The business was sold to Jean Paul Chapuy in 1815, employing Lepine's nephew Jacques Lépine (working from 1814 until 1825) who had been appointed clockmaker to the King of Westfalia (Germany) in 1809. Later in 1827 it was sold to Deschamps who was succeeded in 1832 by Fabre (Favre). In 1853 passed to Boulay. 1885: Roux, Boulay's son in law.
1901: Ferdinand Verger.
1914: Last acquisition.
1919: Residual stock purchased by Louis Leroy. The business always continued under the name Lépine.

Several of Lepine clocks and watches are on display in European museums and palaces, his timepieces are among the finest in the history of watchmaking.

He played a significant role in allowing us to strap watches onto our wrists.

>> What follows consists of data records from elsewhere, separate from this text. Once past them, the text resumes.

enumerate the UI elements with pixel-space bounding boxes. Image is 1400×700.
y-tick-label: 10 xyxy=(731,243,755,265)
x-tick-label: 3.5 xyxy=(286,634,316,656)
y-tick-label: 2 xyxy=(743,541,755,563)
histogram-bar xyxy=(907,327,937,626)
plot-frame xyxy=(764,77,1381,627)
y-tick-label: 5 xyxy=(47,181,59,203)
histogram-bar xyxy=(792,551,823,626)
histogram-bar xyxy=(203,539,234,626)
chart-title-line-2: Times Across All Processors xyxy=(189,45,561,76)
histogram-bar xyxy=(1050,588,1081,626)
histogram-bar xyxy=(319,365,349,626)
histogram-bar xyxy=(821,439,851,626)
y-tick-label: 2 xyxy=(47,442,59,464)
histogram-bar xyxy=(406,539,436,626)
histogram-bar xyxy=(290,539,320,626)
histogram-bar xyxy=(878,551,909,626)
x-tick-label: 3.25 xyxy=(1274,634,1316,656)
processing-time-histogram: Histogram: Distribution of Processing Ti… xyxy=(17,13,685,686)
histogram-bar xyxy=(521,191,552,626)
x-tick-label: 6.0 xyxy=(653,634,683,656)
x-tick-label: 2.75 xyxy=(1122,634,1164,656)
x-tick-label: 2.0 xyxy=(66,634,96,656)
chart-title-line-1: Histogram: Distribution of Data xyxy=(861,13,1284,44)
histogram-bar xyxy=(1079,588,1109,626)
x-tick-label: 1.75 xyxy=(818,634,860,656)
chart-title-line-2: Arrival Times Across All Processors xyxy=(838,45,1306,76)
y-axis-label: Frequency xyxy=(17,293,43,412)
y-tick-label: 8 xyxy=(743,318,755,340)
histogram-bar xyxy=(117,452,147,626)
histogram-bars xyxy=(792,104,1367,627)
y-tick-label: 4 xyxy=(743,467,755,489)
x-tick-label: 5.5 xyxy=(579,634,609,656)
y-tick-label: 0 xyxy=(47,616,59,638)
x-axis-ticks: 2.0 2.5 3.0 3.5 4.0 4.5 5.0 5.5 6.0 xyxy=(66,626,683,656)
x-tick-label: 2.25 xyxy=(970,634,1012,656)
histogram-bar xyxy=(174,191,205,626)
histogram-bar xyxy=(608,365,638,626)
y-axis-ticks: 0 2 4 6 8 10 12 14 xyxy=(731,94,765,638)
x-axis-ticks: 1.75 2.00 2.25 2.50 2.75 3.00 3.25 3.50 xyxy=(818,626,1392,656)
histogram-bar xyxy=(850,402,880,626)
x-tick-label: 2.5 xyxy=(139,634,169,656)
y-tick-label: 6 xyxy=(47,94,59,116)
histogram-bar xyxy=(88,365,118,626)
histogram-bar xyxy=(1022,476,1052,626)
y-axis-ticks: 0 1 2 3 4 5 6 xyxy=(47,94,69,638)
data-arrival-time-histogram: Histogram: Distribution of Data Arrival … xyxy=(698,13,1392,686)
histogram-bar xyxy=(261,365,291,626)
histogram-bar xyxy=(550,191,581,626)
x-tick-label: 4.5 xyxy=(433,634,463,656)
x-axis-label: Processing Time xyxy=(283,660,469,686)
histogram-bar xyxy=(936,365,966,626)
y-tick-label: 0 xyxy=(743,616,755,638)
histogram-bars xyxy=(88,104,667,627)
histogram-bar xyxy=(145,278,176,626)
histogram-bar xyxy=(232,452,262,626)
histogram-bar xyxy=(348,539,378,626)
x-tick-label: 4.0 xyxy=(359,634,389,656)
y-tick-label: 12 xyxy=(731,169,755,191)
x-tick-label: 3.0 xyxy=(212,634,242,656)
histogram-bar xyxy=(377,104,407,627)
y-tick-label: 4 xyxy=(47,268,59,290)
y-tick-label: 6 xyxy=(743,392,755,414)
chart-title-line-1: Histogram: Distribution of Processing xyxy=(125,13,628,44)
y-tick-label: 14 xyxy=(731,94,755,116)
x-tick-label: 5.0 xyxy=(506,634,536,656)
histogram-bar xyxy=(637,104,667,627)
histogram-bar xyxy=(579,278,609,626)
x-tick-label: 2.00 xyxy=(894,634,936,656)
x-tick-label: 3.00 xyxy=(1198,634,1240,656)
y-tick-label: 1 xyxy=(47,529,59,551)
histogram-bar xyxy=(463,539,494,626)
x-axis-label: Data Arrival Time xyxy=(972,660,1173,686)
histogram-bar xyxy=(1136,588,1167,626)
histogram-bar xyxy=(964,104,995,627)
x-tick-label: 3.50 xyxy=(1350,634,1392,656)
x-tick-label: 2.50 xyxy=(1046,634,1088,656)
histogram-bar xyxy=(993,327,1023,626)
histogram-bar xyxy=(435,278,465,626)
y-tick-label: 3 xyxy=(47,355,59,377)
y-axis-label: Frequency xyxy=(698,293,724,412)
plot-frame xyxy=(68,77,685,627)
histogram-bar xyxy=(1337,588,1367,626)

==Historical associations==
The horologist was patronised by leading figures of his day including the Comtesse d'Artois and de Provence, many French aristocracy as well as the Spanish, British and Swedish royalty.
Apart from monarchs, aristocrats, bourgeoises, etc., such was the popularity of Lépine's design that George Washington, retired as President of the United States, searched for:

Dear Sir,

I had the pleasure to receive by the last mail your letter dated the 12th of this month. I am much obliged by your offer of executing commissions for me in Europe, and shall take the liberty of charging you with one only. I wish to have a good gold watch procured for my own use; not a small, trifling, nor finically ornamented one, but a watch well executed in point of workmanship, and of about the size and kind of that which was procured by Mr. (Thomas) Jefferson for Mr. (James) Madison, which was large and flat. I imagine Mr. Jefferson can give you the best advice on the subject, as I am told this species of watches, which I have described, can be found cheaper and better fabricated in Paris than in London. (...) Letter from George Washington to Gouverneur Morris. Mount Vernon, 28 November 1788.

The pocket watch he received through his emissary in Paris was from '"Mr. Lépine (who) is at the Head of his Profession here, and in Consequence asks more for his Work than any Body else. I therefore waited on Mr. L'Epine and agreed with him for two Watches exactly alike, one of which be for you and the other for me". Gouverneur Morris in Paris 23 February 1789.